University of Notre Dame law professor John Copeland Nagle, an insightful commentator on environmental law and ethics, published an article on the Scientific American blog April 22 (Earth Day) that harks back to comments by the original Earth Day’s keynote speaker, Edmund Muskie.
Muskie, who ran for vice president on Hubert Humphrey’s ticket in 1968, was at the time “the leading environmentalist in Congress.” He later became President Carter’s Secretary of State.
“Muskie explained,” writes Nagle, “that the environmental revolution ‘must be one of laws, not men; one of values, not ideology; and one of achievement, not unfulfilled promises.’“ He then asks how the “environmental revolution” is doing on those criteria.
Working in reverse order, he writes first of achievement, and there the assessment is pretty good:
Numerous speakers in 1970 predicted the extinction of countless species, pollution that killed millions of people, and mass starvation resulting from the so-called population bomb. … But nothing even close to those earlier prophecies has happened. To the contrary, fewer people are hungry today, pollution is not nearly as bad as it was in the United States in 1970, and more species are being removed from the list of endangered species because they have recovered, not because they went extinct.
On values versus ideology, the picture is blurry:
The brief era of environmental bipartisanship ended within a few years after the first Earth Day, but environmental issues more polarizing today than they have ever been before. We used to argue about the solutions to environmental problems; now we often argue about whether they even exist. Part of the disagreement involves questions which were unanswered in 1970. The National Environmental Policy Act, enacted a few months before the first Earth Day, states “a national policy which will encourage productive and enjoyable harmony between man and his environment.” ... But what harmony looks like, and how we can build it, remains uncertain.
Nagle suggests that Pope Francis’s 2015 encyclical Laudato Si’ represented the “fullest expression to date” of the sort of values (as distinct from judgments of scientific fact) that should underlie environmental policies, offering “hope for a non-polarized environmental future.”
But the “environmental revolution’s” performance on being “one of laws, not men” is in grave doubt.

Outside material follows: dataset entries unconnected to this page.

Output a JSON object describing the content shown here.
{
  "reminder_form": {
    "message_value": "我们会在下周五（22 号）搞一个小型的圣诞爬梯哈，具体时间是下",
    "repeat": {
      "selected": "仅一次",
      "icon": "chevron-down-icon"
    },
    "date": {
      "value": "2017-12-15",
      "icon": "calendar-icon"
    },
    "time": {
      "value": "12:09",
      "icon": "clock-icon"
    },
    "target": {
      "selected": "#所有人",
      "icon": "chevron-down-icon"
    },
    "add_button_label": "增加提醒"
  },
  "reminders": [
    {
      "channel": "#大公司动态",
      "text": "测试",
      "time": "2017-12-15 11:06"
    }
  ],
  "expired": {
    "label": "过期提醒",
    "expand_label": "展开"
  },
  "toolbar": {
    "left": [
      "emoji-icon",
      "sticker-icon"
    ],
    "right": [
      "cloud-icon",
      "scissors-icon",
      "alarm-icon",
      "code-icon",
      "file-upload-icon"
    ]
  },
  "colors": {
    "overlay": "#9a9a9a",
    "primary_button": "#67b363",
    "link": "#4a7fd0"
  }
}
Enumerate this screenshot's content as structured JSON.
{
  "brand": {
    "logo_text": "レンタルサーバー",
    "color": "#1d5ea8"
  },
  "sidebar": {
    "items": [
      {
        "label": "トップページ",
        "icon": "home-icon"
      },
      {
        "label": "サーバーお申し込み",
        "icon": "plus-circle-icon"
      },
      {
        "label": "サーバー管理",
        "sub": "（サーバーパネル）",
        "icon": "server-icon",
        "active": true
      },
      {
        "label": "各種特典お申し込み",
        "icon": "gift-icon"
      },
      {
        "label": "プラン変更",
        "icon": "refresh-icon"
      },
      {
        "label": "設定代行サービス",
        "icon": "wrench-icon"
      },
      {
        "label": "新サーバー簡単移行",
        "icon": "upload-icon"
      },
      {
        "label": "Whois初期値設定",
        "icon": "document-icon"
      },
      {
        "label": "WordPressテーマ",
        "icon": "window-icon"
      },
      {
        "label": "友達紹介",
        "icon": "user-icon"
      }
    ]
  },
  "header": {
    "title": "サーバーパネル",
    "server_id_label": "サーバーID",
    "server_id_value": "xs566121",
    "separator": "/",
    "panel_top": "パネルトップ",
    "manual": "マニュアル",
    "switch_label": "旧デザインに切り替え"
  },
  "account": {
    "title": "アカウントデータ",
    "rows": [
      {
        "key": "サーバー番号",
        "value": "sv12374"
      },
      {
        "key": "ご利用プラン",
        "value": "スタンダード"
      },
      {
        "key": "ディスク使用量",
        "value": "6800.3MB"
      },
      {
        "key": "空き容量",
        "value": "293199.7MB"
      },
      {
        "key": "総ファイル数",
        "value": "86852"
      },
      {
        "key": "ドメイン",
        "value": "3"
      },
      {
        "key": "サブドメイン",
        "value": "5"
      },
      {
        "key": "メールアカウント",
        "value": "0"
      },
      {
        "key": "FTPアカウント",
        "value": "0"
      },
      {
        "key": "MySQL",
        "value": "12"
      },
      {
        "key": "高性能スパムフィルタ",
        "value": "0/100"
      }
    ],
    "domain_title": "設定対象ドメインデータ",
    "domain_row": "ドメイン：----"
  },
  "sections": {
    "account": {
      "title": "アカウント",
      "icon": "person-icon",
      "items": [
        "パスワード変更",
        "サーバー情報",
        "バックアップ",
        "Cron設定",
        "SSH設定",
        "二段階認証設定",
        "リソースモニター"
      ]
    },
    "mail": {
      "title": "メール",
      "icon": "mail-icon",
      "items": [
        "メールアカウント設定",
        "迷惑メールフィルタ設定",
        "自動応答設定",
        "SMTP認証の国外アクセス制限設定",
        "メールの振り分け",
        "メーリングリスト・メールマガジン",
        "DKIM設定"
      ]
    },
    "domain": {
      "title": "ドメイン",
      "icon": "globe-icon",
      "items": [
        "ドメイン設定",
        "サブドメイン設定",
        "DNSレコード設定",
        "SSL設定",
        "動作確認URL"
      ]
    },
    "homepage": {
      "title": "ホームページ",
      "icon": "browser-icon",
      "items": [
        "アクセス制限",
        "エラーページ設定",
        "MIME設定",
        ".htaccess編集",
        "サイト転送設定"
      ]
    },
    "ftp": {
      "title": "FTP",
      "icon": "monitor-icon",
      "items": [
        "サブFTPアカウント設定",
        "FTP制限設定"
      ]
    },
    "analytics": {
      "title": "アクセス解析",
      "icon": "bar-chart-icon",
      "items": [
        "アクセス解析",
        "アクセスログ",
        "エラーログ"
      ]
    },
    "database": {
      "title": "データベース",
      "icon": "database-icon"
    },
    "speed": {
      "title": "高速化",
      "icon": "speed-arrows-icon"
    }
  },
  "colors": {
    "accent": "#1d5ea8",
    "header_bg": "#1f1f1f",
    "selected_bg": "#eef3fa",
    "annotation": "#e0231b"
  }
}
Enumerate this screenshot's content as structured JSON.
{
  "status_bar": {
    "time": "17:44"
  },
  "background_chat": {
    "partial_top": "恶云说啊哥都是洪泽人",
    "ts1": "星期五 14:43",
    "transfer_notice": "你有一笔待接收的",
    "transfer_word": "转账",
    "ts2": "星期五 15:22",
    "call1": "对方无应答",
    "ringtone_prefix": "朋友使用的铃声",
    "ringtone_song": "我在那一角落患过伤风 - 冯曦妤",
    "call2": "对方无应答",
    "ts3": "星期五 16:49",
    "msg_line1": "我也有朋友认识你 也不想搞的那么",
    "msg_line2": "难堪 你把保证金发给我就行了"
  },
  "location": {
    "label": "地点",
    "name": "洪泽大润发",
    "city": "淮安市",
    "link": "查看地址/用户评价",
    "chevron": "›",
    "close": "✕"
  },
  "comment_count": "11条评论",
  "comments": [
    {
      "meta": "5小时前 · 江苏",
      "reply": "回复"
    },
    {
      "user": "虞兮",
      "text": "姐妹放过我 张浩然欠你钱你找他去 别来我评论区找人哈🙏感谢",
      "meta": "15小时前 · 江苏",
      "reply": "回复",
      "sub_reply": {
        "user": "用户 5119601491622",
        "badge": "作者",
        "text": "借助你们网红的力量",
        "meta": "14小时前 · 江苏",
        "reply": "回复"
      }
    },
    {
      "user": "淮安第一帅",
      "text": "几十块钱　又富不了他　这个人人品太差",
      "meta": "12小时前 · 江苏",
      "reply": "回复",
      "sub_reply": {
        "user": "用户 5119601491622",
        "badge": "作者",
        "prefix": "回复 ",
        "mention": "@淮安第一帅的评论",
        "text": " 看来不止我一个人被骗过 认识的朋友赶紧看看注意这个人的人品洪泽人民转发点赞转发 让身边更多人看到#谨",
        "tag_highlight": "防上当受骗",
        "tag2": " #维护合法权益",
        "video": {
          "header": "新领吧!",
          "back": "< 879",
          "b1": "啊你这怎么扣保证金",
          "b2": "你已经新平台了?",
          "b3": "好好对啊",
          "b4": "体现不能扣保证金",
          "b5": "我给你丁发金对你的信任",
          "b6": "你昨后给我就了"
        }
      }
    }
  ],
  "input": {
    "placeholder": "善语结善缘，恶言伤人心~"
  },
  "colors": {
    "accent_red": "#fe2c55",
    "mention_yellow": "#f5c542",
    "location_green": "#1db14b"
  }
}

Nagle writes approvingly that “Congress quickly fulfilled Muskie’s hope by passing a half dozen statutes which continue to provide the foundation for environmental law today.” But he then points out that since then the executive and judicial branches have exerted more and more power on environmental issues, while Congress has moved increasingly to the sidelines—a development applauded by movement environmentalists who have found it far more difficult to achieve their objectives through legislation than through executive orders, bureaucratic regulations, and court rulings.
That, Nagle says, is the opposite of what Muskie hoped for the “environmental revolution.”
He quotes Muskie: “Few other areas of public policy require the balancing of conflicting interests and the consideration of trade-offs in such agonizing detail, but that detail should not be an excuse for deferring to the courts or to the executive.”
Nagle’s conclusion is worth quoting in full:
Muskie anticipated that impatient environmental revolutionaries would reach for an “excuse” to rely on executive action rather than enduring the agony of waiting on Congress. That is precisely what has happened as President Obama has championed environmental causes while Congress seems hopelessly divided. But Muskie’s counsel is to wait lest we resort to a government of men, not laws. That’s how his Environmental Revolution can remain true to the American Revolution, and how April 22 can be reconciled with July 4.
On February 9, the U.S. Supreme Court granted a stay of implementation of the federal Environmental Protection Agency’s “Clean Power Plan” pending a ruling by the D.C. Circuit Court of Appeals, which will hear oral arguments in the case on June 2. One hopes that Judges Janice Rogers Brown, Sri Srinivasan, and Robert L. Wilkins will recall Muskie’s hopes, strike down the regulation, and let Congress do what only it, of the three branches of government, is best capable of doing: balance competing interests.